第3話『Aセット、津餃子』②

 カリッと、少しもっちりした皮の中から……ぎっしりと、しかし、意外にもあっさりめの味付けの餡と出会えた。


 回鍋肉に合わせてか、それか逆か。


 噛めば噛むほど、ジャンキーな油に加えて餃子本来の味付けが口の中で踊って……これはご飯だとまた白米に手を伸ばす。


 さらに、自動のだけど無料で飲める煎茶もひと口。


 変に渋い味わいだが、口の中をリフレッシュしてくれるようだ。これは本当に美味しい。


 ひとつ違いとは言え、普段から料理をしている裕司ゆうじれいはいつも驚きと感動をもらっている。



「おいひい……」



 あとで歯磨きは必須だが、今は味わって食べよう。


 取って置いた回鍋肉もだが、津餃子もしっかり噛んで味わって……けれど、ゆっくり食べていると歯磨きする時間がなくなるので、少し早めに食べていく。


 今日もお残し無し、大満足のまかないもとい、夕飯だった。


 バイトを選んだ理由は、時給の高さもだが……このまかないがあったからだ。ほとんどローテーションで、津餃子のような変わり種がある以外は普通のメニューではあるけれど、裕司が入社してから変わったらしい。


 怜が入社したのは彼の後なので、どう変わったかはよく知らないが。美味しいまかないが食べられるのなら、怜はなんだって良い。



「ごちそうさま〜!! こもやん、トレー置いておくね〜?」


「うん、あんがと」



 今彼は、別のスタッフのまかないを作っていた。津餃子なのか、油鍋がまた爆ぜていて……フライパンでは回鍋肉を作っているようだ。


 また食べたくなるが、ここは我慢だと堪えてから……歯磨きをするのにロッカールームに行った。



「あ、マトーさん。おはようございます」



 ロッカーに行くと、研修生である中国ハーフのワン苺鈴メイリンがちょうど着替えているところだった。



「おはよー! 今日のまかないもめっちゃ美味しいよ!!」


「マカナイ、なんでシタか?」



 苺鈴はハーフであっても、出身地が中国なので日本語のヒヤリングは出来るが話すのはまだまだ不得手らしい。

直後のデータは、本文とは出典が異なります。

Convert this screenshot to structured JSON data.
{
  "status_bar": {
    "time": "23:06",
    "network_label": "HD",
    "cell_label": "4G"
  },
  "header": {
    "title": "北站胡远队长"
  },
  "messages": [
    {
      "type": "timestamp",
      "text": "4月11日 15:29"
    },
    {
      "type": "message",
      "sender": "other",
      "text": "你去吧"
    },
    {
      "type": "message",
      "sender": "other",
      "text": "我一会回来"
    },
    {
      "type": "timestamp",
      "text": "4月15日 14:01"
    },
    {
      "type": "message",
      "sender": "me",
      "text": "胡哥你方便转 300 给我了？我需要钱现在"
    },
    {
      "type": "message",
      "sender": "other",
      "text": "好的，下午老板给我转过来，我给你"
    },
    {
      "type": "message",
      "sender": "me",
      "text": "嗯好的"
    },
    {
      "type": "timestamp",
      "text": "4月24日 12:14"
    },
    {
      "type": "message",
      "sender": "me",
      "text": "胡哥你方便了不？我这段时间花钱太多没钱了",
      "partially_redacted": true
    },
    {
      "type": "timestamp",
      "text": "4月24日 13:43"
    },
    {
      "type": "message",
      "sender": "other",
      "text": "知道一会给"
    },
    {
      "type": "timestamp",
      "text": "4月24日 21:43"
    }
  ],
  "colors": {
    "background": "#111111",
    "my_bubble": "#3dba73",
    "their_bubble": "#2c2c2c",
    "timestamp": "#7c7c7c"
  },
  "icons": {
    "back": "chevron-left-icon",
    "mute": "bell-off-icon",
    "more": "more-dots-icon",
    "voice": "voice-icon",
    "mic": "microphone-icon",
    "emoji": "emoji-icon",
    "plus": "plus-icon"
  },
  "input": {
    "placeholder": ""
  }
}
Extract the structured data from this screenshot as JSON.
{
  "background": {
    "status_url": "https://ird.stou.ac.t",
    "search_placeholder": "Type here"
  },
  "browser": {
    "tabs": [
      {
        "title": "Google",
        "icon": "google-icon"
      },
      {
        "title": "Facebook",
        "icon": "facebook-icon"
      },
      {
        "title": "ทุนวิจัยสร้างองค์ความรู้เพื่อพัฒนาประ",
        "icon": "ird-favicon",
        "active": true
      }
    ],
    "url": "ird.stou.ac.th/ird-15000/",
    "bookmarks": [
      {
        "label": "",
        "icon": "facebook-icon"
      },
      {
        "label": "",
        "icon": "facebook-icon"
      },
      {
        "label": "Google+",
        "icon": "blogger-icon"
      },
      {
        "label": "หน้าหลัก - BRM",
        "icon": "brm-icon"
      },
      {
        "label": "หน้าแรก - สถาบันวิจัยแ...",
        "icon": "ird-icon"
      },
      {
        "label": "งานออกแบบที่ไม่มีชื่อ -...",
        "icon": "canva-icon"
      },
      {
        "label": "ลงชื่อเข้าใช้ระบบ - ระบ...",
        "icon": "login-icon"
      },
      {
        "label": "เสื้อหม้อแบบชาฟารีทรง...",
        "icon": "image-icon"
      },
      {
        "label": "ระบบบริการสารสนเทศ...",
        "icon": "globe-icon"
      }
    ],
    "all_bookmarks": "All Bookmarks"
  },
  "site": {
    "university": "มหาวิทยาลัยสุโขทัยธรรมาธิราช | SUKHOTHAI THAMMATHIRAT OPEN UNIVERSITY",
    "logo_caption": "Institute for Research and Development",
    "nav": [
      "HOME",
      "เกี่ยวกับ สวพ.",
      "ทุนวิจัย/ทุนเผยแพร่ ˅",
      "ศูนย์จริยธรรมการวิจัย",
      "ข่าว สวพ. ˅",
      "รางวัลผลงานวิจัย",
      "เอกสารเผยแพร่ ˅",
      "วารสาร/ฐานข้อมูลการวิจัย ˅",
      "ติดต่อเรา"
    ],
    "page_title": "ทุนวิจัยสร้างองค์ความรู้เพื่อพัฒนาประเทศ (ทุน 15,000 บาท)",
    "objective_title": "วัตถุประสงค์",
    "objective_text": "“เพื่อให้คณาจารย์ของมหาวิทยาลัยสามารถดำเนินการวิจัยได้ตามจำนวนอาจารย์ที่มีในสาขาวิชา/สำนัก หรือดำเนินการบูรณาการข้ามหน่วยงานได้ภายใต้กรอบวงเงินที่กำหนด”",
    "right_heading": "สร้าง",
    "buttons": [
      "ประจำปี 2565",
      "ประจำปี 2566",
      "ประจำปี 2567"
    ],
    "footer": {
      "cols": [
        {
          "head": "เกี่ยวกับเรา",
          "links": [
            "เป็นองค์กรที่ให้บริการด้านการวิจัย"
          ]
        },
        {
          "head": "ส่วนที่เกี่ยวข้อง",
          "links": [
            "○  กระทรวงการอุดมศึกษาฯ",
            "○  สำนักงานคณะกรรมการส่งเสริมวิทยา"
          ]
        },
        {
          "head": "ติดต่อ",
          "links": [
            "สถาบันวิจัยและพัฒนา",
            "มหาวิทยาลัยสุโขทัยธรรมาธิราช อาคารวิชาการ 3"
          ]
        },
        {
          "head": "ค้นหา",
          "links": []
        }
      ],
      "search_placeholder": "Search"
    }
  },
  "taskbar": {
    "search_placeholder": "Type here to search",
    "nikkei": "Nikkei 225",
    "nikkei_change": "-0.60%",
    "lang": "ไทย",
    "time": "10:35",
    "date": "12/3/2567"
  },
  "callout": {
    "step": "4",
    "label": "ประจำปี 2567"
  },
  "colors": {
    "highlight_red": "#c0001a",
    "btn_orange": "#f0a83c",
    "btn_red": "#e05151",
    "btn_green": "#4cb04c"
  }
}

 彼女が着替え終わってから、怜は今日のメニューを教えることにした。



「餃子はわかるでしょう?」


「はい」


「あれを拳よりも、おっきくして……油で揚げたやつが二個!! それがAセットだったね。Bセットはビーフカレーだけど」


「!! ギョーザ、揚げた……」


「三重県の津餃子ってやつなんだよ。多分、こもやんが向こうの人だから、メニューに入ったかも」


「コモリさんのご飯、美味しいデス」


「ニンニクとか入ってなかったけど……カレーも匂うから歯磨き忘れないでね?」


「はい」



 あえて、苺鈴に敬語を使わないのは、彼女の語学力向上のためだ。仕事はともかく、普段の言葉使いは勉強中だからと本人に言われたからである。


 歳も怜の方が年下なのに、苺鈴はそうしてくれとお願いしてきたのだ。



「……よし」



 苺鈴が行ってから、しっかり歯磨き。


 ブレスケア用のタブレットも噛んだので、また仕事に戻ろうとロッカーの扉を閉めた。